Von Hans-Peter Leisten

Aachen. Ganz kurz heben Leines und seine Mitstreiter den Daumen fürs Foto nach oben. Eine symbolträchtige Geste, aber dann wird wieder angepackt, denn der 19. Mai steht vor der Tür. Und dann soll die neue Wasserburg auch wirklich auf dem nassen Element ihre Heimat finden. Das neue Projekt des „Hazienda Arche Noah e.V.“ in Aachen, der Kindern mit einer Behinderung eine pädagogisch wertvolle Freizeitgestaltung ermöglicht, soll dann Realität sein. Leines ist Vorsitzender der Hazienda, heißt mit bürgerlichem Namen Uwe-Edmund Gaworski, und hat im November 2011 in den Medien für positive Schlagzeilen gesorgt: In der Rubrik „Stille Helfer“ hat er für seinen Verein den Fernsehpreis „Bambi“ erhalten – und damit verbunden die Zugabe für ein Preisgeld über 20 000 Euro.
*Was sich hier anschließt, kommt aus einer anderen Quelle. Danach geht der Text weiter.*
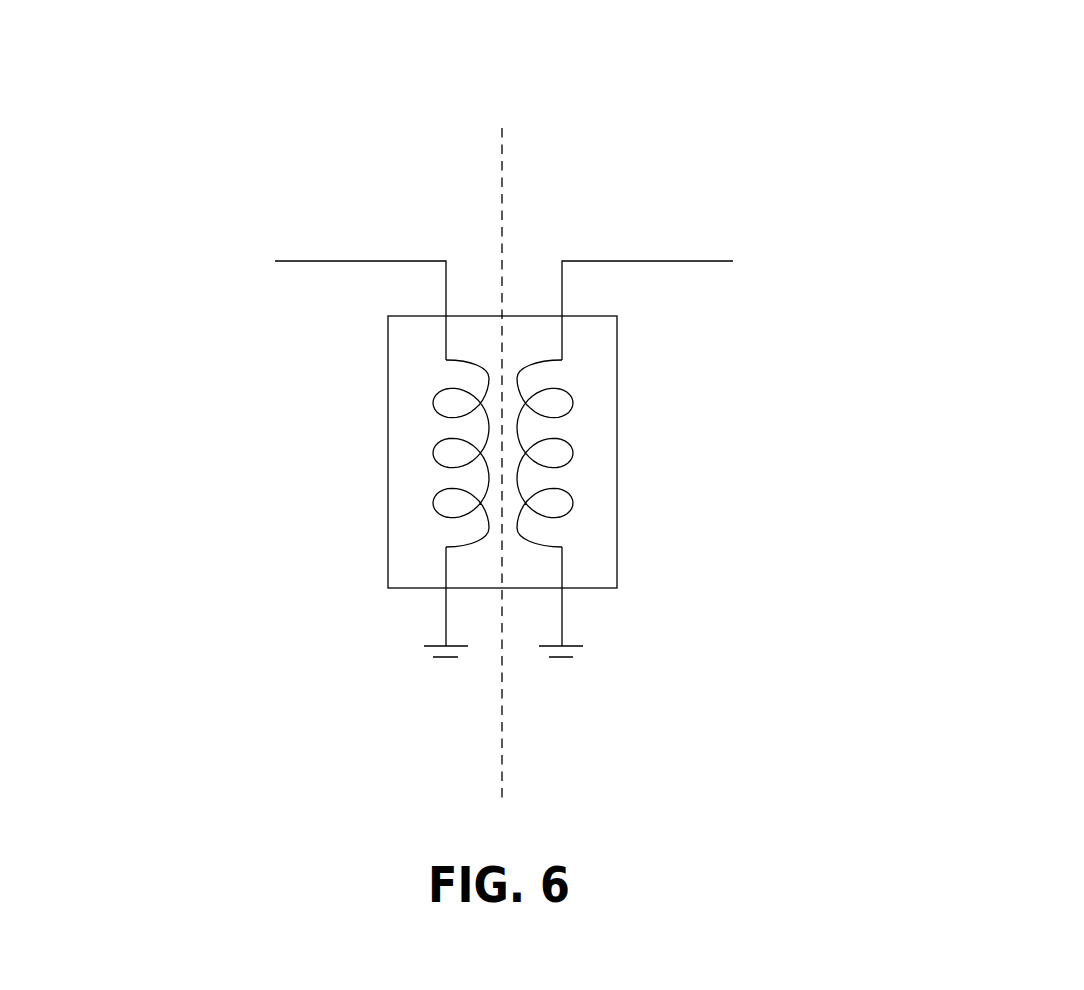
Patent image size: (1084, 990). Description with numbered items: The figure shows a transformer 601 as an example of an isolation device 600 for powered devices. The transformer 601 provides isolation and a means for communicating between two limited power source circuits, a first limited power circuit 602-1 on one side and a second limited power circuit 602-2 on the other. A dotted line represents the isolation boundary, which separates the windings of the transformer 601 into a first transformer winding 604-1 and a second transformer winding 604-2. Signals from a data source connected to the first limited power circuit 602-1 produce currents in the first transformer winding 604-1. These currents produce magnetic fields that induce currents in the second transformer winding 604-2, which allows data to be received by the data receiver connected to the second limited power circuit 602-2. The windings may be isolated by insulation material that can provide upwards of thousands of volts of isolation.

The isolation device 600 is at (543, 64).
The transformer 601 is at (512, 315).
The Limited Power Circuit 1 602-1 is at (338, 113).
The Limited Power Circuit 2 602-2 is at (718, 113).
The first transformer winding 604-1 is at (404, 437).
The second transformer winding 604-2 is at (601, 485).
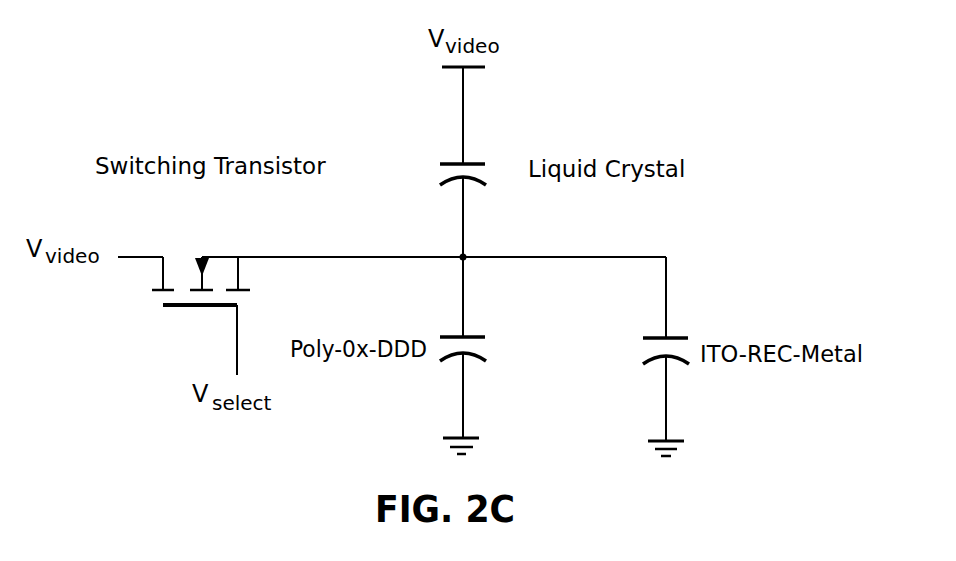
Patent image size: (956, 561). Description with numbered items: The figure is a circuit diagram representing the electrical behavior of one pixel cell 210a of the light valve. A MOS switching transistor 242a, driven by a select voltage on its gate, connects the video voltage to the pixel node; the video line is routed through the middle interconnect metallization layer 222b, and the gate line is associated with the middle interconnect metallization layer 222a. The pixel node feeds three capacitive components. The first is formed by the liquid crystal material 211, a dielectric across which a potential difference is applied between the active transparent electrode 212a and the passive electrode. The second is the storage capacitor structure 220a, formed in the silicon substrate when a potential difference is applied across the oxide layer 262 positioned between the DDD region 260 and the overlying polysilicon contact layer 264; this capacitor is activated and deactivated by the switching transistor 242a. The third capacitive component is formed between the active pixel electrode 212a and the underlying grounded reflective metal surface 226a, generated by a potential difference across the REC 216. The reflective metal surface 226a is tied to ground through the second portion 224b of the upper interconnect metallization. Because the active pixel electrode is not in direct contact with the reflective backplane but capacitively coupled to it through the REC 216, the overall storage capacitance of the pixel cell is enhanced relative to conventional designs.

Der Aachener Hilfsverein ging daraufhin mit Volldampf die Umsetzung eines neuen Projektes an – eben die Wasserburg auf dem Weiher des Hazienda-Geländes. „Europas einzige Wasserburg für Rollstuhl fahrende Kinder“, verkündeten Leines & Co. zuversichtlich. Der Plan: Auf Pontons soll eine Holzplattform montiert werden und darauf ein Holzhaus stehen. Mit umweltfreundlichem Motor ausgestattet, soll die Burg kindersicher und behindertengerecht, auch kleine Rollstuhl-Fahrer zu einer Entdeckungsreise in die Tier- und Pflanzenwelt einladen.

Doch das versprochene Geld ließ auf sich warten. Fünf Monate nach dem spektakulären TV-Auftritt wich in Aachen die Freude dem Verdruss. Insgesamt 50 000 Euro kostet das Projekt, die Bambi-Gelder waren fest eingeplant.

Gestern dann die Kunde aus dem Burda-Haus: „Das Geld kommt“, verspricht die Leiterin der Stiftung, Julia Wick, auf Anfrage unserer Zeitung. Und sie versichert dem Hilfsverein, dass auch der Eröffnungstermin 19. Mai eingehalten werden könne. In der Tat bestimmen offensichtlich Sachzwänge den vergleichsweise langsamen Fluss der Gelder. Da es sich um die Übernahme von Materialkosten von 20 000 Euro handele, sei aus steuerrechtlichen Gründen eine genaue Auflistung und Prüfung der zweckgebundenen Kosten notwendig. Und die läge jetzt vor. „Ein ganz normaler Prozess“, betont Wick. Bei Leines & Co löste die Info gestern Jubel aus – dem ein kräftiges Zupacken folgte.